Me gusta mucho correr la voz en cuanto encuentro un libro que me guste mucho y temo que pase desapercibido, como es el caso, y eso que airear esta obrita del periodista cultural, escritor, profesor y sinólogo Simon Leys (Bruselas, 1935) va en contra de los principios vanidosos que se nos supone a quienes escribimos. Digo esto porque nada luce más en los salones y tertulias del ramo que enhebrar una cita tras otra de autores bien diferentes entre sí para de este modo dárselas de persona de amplio espectro cultural, de variadísimas lecturas, de erudición abrumadora. Muchas veces, sin embargo, tales citas provienen de un mismo libro que, a su vez, compendia muchas citas de otros que, por su parte, compendian muchas citas de otros, y así hasta el infinito. Con lo cual resulta que media docena de obras que uno trasiegue pueden valer para un par de años literarios triunfantes, entre la admiración general. La felicidad de los pececillos, que no trata de pececillos y un poco solo sobre la felicidad, pertenece a ese género de libros contenedores de perlas muy bien recolectadas en mares ajenos o generadas en el propio. Es, pues, una obra muy francesa, de los libros franceses de antes (los 70 del siglo pasado), llenos de referencias, a los que quienes nos alimentábamos de saber vario, breve y sentencioso metíamos dentelladas hambrientas.

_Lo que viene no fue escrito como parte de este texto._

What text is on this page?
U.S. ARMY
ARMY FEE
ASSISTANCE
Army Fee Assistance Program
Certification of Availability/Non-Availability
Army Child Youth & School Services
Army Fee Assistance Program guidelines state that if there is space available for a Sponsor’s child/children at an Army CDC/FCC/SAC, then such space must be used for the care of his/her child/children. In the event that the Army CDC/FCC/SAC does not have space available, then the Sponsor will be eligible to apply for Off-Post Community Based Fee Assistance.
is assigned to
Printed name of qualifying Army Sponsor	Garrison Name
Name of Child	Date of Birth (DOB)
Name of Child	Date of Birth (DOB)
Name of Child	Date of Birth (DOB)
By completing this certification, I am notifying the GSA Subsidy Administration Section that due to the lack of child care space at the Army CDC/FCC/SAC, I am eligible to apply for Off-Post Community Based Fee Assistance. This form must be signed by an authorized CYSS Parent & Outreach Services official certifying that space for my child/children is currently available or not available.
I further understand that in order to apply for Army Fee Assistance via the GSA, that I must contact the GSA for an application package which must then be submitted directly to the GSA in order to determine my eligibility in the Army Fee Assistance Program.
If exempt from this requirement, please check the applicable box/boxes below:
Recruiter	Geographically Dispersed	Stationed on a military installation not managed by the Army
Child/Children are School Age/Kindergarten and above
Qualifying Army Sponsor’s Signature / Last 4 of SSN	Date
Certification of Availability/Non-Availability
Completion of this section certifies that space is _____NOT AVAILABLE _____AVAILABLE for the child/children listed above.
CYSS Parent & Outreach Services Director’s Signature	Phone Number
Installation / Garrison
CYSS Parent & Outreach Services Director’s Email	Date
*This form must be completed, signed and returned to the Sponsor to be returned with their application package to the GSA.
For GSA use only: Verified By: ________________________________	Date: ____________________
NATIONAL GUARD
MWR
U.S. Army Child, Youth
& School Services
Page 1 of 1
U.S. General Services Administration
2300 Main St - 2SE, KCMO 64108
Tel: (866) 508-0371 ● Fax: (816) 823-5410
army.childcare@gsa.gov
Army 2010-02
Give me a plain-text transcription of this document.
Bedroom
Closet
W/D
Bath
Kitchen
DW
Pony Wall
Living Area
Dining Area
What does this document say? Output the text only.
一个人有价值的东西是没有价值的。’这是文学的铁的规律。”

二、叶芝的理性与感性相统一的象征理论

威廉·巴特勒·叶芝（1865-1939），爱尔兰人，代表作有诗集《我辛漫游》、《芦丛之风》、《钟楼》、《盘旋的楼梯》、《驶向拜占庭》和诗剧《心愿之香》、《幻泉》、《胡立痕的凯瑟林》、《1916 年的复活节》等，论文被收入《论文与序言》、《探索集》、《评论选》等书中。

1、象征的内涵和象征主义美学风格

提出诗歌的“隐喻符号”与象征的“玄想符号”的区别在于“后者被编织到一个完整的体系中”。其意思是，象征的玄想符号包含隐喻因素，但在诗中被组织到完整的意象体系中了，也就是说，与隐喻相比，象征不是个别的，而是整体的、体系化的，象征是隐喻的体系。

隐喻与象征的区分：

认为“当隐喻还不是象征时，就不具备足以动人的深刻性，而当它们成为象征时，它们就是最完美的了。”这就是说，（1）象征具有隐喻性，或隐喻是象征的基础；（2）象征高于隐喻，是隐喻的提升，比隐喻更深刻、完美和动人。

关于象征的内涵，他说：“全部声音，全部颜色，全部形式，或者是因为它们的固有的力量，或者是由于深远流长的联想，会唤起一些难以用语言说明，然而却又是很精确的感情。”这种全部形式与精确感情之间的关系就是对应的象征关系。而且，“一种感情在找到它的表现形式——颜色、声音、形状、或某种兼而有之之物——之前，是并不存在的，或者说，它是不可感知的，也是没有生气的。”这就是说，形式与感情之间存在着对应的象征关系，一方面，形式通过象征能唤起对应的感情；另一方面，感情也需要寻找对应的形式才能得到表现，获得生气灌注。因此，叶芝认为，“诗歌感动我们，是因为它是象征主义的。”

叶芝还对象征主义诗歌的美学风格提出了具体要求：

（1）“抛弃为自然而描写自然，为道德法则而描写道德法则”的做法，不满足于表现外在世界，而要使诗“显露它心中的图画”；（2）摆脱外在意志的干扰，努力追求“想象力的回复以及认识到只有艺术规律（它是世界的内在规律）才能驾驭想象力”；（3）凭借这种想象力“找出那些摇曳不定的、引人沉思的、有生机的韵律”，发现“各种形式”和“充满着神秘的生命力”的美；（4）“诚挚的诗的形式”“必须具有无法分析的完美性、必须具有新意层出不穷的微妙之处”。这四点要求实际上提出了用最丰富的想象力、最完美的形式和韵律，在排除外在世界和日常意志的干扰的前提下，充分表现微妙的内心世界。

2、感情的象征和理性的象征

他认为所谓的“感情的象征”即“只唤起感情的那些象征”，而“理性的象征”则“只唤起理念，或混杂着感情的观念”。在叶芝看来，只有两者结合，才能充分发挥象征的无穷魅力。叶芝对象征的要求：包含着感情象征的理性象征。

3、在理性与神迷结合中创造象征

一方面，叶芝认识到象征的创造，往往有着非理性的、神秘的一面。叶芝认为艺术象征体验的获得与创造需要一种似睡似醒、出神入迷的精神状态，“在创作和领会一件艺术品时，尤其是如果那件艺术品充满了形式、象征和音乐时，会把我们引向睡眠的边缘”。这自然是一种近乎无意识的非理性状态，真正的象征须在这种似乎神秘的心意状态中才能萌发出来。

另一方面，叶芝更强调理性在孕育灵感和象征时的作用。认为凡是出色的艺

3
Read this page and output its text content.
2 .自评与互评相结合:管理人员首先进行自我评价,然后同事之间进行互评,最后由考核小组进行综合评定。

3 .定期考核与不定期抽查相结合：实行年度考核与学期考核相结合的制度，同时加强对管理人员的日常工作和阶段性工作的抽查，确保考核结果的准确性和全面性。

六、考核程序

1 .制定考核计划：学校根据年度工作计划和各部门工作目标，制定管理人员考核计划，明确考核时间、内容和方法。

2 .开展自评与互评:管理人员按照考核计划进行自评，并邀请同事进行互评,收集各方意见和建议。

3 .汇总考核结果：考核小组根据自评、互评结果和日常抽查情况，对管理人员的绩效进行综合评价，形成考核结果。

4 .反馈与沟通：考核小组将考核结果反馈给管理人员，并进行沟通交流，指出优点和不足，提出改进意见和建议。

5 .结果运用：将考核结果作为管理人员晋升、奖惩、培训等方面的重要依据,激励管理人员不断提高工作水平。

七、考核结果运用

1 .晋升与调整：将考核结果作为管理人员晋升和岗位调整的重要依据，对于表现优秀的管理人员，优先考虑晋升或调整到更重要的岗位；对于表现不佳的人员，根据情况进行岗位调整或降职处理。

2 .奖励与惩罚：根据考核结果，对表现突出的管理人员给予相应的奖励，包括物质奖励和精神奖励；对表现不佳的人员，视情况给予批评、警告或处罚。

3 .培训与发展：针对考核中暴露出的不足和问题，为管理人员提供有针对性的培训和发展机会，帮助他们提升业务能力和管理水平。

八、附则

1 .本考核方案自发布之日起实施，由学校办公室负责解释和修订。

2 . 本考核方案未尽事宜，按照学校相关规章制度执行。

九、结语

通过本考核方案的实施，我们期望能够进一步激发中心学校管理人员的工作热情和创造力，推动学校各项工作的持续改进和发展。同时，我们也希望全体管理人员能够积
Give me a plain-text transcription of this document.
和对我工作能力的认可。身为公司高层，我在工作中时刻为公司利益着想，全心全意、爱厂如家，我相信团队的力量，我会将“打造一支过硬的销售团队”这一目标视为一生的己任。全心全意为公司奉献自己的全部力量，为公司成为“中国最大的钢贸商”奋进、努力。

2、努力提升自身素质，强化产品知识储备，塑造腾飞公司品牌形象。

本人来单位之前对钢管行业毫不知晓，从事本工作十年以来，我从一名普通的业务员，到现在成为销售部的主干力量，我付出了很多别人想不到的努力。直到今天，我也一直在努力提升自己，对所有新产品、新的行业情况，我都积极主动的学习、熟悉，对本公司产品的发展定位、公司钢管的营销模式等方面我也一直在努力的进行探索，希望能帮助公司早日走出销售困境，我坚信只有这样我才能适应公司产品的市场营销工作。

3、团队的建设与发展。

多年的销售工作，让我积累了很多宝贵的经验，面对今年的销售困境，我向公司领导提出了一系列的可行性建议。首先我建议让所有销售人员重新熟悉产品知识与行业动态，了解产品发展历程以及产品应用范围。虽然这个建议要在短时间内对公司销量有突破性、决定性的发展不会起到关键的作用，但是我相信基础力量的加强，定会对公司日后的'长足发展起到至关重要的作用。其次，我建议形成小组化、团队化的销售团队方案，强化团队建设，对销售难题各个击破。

Se trata de una treintena escasa de artículos sobre muy variados asuntos. De arte y artes; de lo palizas que nos volvemos al escribir en largo: «¡No hay más que un solo arte, el arte de omitir! ¡Oh, de poseer únicamente el arte de cortar, no ambicionaría ningún otro don! Un escritor qué supiera cómo cortar podría transformar cualquier gaceta cotidiana en una epopeya homérica», como dice Leys que dijo Stevenson; de plácidos y pintorescos congresos de escritores; del consumo de tabaco, a favor (lo siento mucho), con una descacharrante anécdota acaecida al autor en un infame compartimento de tren, donde un pasajero sucio y grosero defeca ante él (por razones que entenderá quien lea el libro) pero se rebota indignado cuando lo ve encender un cigarrillo. Trata del plagio, de China (de un cuento chino procede el título), de «El imperio de lo feo» (a mi juicio, el más redondo de los capítulos, un relato sobre lo que ocurre en un bar ruidoso y lleno de voces cuando una pieza de Mozart sustituye al griterío que despedía un aparato de radio («el talento inspirado siempre es un insulto a la mediocridad», dice Leys y suscribo por completo). Habla del gusto, de Sartre o Goethe, del bloqueo del escritor, del gran Conrad mareándose en un corto trayecto de barco ante el estupor de quienes lo tenían por gran marinero. Ofrece muy útiles propuestas: «¿No se podría subsidiar a determinados universitarios para que dejen de escribir libros?»; máximas del tipo «solo deberíamos poseer aquello que se puede poseer con despreocupación»; opiniones acerca de la fe, ricas miradas sobre el punto de vista: la impresión de unos negros congoleños ante películas estadounidenses con actores secundarios negros. Reflexiona sobre la supuesta ociosidad del creador: «necesito tanto tiempo para no hacer nada, que no me queda ya para trabajar», dice que dijo Reverdy; o sobre la tendencia a «confundir lo serio con lo profundo»; o sobre los escritores y el dinero... Una gozada de librito cuya lectura les pido con vehemencia.